Tie me up at the ballpark: It sometimes feels like bondage and torture to pay a visit to the local diamond, especially when the local nine is, say, the Devil Rays or the Brewers. But it was a different kind of tying up at the All-Star Game in Milwaukee. Commissioner Bud Selig declared the game a draw after 11 innings, which brought forth Vesuvian torrents of outrage from people who had gone to bed before the seventh-inning stretch.

All-Star managers in recent years have made an effort to get every player on the All-Star roster into the game, which, when men were men and God was a boy, had been a hard-fought battle that each league actually took pride in winning. Nobody seemed terribly exercised by this fan-pleasing strategy even though it would inevitably lead someday to an extra-inning game in which both teams would run out of pitchers, all of whom agree to play with the tacit understanding given to their team back home that they won't be run out to the mound for so many innings that their arm falls off, rendering them useless in the second half of the season, in games that actually mean something.

That finally happened this year. Selig decreed in the 11th that the game would end in a tie if nobody scored, which they didn't. It was the right ruling, the only possible ruling, but it was announced, in typical tin-eared Seligian fashion, in a way that somehow managed to piss everyone off. Selig was showered with boos in his home stadium and raked over the coals in the media in the ensuing days.

That was the least of Selig's problems, though. He had a labor situation to deal with. Selig has for years led the charge on behalf of team owners, who have claimed, farcically, that everybody in baseball is losing money and that therefore an artificial cap on salaries is needed. A late-season strike seemed assured, threatening to wipe out the World Series for the second time since 1904 -- and also the second time on Selig's disastrous decade-long watch, the other being the '94 strike -- but the owners and players came to an 11th-hour deal, saving the season.

Selig, whose unique marketing strategy for baseball over the last few years has been to talk about what a lousy product it is, even managed to botch this seeming triumph, coming across at the settlement press conference not like the enthusiastic CEO of a grand company that had averted disaster, but like the under-assistant vice president of engineering for Wisconsin Widgets Inc., announcing to the staff that the company would no longer be providing free bagels on Fridays, and sorry about that but times are tough.

Perhaps in search of a feel-good story, a fan-pleasing public relations move, Selig reportedly turned late in the year to the issue of Pete Rose, suspended for life in a gambling scandal in 1989. Rose, who signed an agreement that banned him from baseball but that did not require him to admit he had bet on games while managing the Cincinnati Reds, has always maintained that he didn't bet on baseball, a claim believed by O.J. Simpson and four members of the Flat Earth Society.
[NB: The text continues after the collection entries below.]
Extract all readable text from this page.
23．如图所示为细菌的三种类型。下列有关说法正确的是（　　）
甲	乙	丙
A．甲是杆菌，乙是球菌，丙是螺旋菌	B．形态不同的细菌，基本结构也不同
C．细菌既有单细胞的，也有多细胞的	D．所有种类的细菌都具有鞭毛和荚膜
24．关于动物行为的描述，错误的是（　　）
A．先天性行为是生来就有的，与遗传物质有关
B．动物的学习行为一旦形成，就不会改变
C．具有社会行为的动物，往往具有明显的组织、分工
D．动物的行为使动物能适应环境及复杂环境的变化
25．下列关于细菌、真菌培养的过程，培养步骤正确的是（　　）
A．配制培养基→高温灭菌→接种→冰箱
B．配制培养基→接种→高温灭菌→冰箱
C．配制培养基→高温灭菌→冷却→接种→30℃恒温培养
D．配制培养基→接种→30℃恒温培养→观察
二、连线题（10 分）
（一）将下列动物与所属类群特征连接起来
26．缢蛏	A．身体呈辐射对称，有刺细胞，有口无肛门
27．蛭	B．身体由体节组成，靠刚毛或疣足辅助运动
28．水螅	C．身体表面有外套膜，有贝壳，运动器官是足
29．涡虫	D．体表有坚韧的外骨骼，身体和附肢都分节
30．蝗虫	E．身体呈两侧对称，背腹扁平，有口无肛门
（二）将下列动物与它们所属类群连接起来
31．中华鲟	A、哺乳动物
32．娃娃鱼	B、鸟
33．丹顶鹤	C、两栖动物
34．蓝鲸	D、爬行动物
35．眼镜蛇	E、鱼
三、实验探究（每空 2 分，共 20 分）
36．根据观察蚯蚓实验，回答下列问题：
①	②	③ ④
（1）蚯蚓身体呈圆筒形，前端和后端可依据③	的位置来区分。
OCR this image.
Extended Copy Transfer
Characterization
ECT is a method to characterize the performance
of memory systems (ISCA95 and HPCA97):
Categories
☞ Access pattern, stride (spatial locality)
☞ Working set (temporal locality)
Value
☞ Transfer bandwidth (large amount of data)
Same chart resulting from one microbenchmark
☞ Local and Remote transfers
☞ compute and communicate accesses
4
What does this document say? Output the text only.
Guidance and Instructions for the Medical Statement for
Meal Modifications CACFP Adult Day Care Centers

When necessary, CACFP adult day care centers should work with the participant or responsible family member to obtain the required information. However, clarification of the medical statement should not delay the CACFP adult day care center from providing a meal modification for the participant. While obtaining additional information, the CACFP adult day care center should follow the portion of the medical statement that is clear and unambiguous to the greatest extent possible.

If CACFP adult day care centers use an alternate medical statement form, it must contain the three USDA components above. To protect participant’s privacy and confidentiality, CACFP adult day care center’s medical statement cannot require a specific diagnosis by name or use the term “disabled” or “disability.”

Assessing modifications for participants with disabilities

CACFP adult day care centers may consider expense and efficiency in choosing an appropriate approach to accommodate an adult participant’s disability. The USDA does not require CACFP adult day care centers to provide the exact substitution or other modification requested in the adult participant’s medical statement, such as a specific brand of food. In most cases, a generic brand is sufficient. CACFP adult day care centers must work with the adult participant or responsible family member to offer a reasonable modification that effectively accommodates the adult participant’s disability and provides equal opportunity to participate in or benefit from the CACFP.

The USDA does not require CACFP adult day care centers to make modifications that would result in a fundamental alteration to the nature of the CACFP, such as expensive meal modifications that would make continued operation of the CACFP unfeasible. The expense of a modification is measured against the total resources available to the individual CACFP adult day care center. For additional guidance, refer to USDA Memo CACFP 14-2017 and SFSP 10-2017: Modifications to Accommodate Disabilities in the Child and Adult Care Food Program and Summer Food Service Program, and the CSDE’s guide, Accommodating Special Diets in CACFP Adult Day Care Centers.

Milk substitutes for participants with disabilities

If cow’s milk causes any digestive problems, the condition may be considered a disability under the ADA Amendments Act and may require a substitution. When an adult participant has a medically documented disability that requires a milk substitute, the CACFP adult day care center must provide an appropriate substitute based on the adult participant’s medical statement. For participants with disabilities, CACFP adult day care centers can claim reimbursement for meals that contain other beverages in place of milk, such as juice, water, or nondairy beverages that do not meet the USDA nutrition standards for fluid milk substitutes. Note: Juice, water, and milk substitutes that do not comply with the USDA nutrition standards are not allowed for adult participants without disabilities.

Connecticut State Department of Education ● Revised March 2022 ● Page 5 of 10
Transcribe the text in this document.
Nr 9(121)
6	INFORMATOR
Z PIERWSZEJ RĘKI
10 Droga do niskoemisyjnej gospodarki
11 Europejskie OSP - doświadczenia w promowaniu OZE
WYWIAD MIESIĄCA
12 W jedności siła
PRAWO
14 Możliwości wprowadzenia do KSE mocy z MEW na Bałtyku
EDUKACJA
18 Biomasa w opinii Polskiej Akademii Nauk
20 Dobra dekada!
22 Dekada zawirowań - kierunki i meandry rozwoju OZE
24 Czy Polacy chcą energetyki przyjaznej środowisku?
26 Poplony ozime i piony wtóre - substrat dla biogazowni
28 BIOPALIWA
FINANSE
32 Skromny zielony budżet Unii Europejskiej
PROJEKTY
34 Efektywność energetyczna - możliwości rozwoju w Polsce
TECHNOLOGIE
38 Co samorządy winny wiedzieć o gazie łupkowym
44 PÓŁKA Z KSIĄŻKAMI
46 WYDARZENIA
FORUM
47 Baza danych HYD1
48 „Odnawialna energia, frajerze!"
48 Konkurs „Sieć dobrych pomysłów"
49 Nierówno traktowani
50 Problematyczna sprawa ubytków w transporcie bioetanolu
But he is adored by fans, who want him back in the fold, as evidenced by thundering ovations at his two sanctioned appearances at baseball events, at the 1999 All-Star Game and the 2002 World Series.

Selig and Rose are reportedly negotiating on a settlement. Selig wants Rose to admit that he bet on baseball and to apologize. Then he'd be welcomed back, his stay on the permanently ineligible list rendered temporary, a seeming paradox, but a fitting agreement to emerge from the year of the gray area.